Where “Crash” set the precedent for modern nonlinear storytelling, “Babel” is more of a less tight and slightly less emotional version. However, the return of director Alejandro Gonzalez Inarritu and writer Guillermo Arriaga, who teamed up for “21 Grams,” were still able to make the attempt an invigorating and worthwhile 2 1/2 hours (even if it’s only to hear one of the best soundtracks of the year).

When a filmmaker can drag you out of your uninformed view of the world and dump you into a foreign place where you’re as lost as the characters, then something, somewhere went right. Arriaga and Inarritu didn’t come up with the idea for “Babel” overnight; it’s actually a complex and sometimes frightening look at the world. They delve into a variety of issues you prefer never to think about, but namely the fact that we, now in this global village, are still so disconnected from the various cultures and ways of life surrounding us.

Even more chilling is the way the film shows that, at the same time, we’re even more disconnected from humanity. When a man’s wife has been shot in a foreign country, we don’t stay and help; we care for our own well-being and try to escape before any “terrorists” can get us. Some of Arriaga’s characters ultimately find a way to connect with others, while others are left facing the grim reality of our world. Whether you agree with Arriaga and Inarritu’s portrait of humanity or not, it’s hard not be to be compelled by it all.

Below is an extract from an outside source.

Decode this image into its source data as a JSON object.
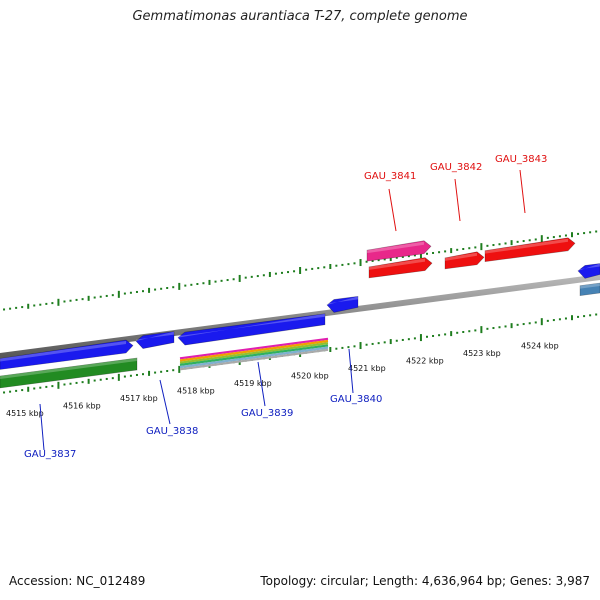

On top of that, who isn’t compelled by the sight of Brad Pitt with a grisly, gray beard? One of the greatest parts of watching foreign-directed/written films is that they make the best American actors seem like nothing compared to the foreign talent we never get to see. Listing the names of the other cast members in “Babel” will be meaningless to you, but let me make it clear that there isn’t a single character who you won’t connect with simply because the acting is done so well.

Where “Babel” loses its clear-cut shot at an Oscar, however, lies in a variety of places. While Inarritu’s direction is as stylistically uncomfortable and brilliant as “Man on Fire,” it sometimes goes too far and for no apparent reason either. His use of flashing lights (a warning to any epileptics out there) directly in your face for painfully long periods of time is never followed by anything to where the style would be considered necessary. While his montages are brilliant, his transitions between scenes, a far simpler task to get right, are sometimes ridiculously random.

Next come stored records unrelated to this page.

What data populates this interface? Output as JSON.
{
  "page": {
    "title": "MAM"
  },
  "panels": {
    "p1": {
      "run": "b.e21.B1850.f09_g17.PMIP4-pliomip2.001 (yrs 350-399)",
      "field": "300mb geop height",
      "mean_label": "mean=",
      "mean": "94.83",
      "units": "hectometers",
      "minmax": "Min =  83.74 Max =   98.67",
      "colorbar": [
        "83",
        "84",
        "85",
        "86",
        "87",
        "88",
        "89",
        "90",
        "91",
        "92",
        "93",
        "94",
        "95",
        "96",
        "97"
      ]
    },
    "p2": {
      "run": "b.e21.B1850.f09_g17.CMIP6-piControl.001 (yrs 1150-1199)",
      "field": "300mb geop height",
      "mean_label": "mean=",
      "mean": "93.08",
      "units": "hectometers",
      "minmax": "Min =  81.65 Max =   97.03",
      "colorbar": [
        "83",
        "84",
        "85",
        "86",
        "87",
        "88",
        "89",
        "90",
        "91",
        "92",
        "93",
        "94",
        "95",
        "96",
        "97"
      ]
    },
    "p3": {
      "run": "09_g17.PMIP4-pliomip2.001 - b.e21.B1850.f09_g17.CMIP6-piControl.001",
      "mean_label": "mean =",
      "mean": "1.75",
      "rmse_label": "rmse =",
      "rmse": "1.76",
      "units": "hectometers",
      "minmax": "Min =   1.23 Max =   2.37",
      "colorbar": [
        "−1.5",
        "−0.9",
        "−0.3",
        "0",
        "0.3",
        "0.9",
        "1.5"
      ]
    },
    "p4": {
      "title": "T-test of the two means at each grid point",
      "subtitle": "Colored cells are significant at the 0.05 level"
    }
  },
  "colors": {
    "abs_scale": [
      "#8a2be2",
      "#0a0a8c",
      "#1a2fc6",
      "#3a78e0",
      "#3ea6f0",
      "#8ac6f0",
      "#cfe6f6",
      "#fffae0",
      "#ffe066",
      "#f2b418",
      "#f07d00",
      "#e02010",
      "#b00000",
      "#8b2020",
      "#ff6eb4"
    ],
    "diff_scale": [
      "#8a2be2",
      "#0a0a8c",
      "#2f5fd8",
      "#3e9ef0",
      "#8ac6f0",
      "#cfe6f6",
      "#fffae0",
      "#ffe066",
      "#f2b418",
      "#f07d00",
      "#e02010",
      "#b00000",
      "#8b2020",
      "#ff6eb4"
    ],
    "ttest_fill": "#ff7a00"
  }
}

But while these are all minor complaints that only someone like myself would throw rocks at pigeons about, the real problem lies in whether or not the film gets anywhere in the end. Some will see its conclusion as brilliant, while others will try to get money back for an open-ended, and slightly too vague, big finish. Personally, its slightly weak ending is the only factor holding it back from being the best nonlinear film since “Crash.”

If watching films with characters that actually get developed, mostly thanks to its 142 minute runtime, isn’t your idea of a good time without a keg, perhaps another viewing of “Borat” would be best. Anyone looking for a well-crafted and emotional look at humanity, however, might want to consider seeing this possible Oscar contender.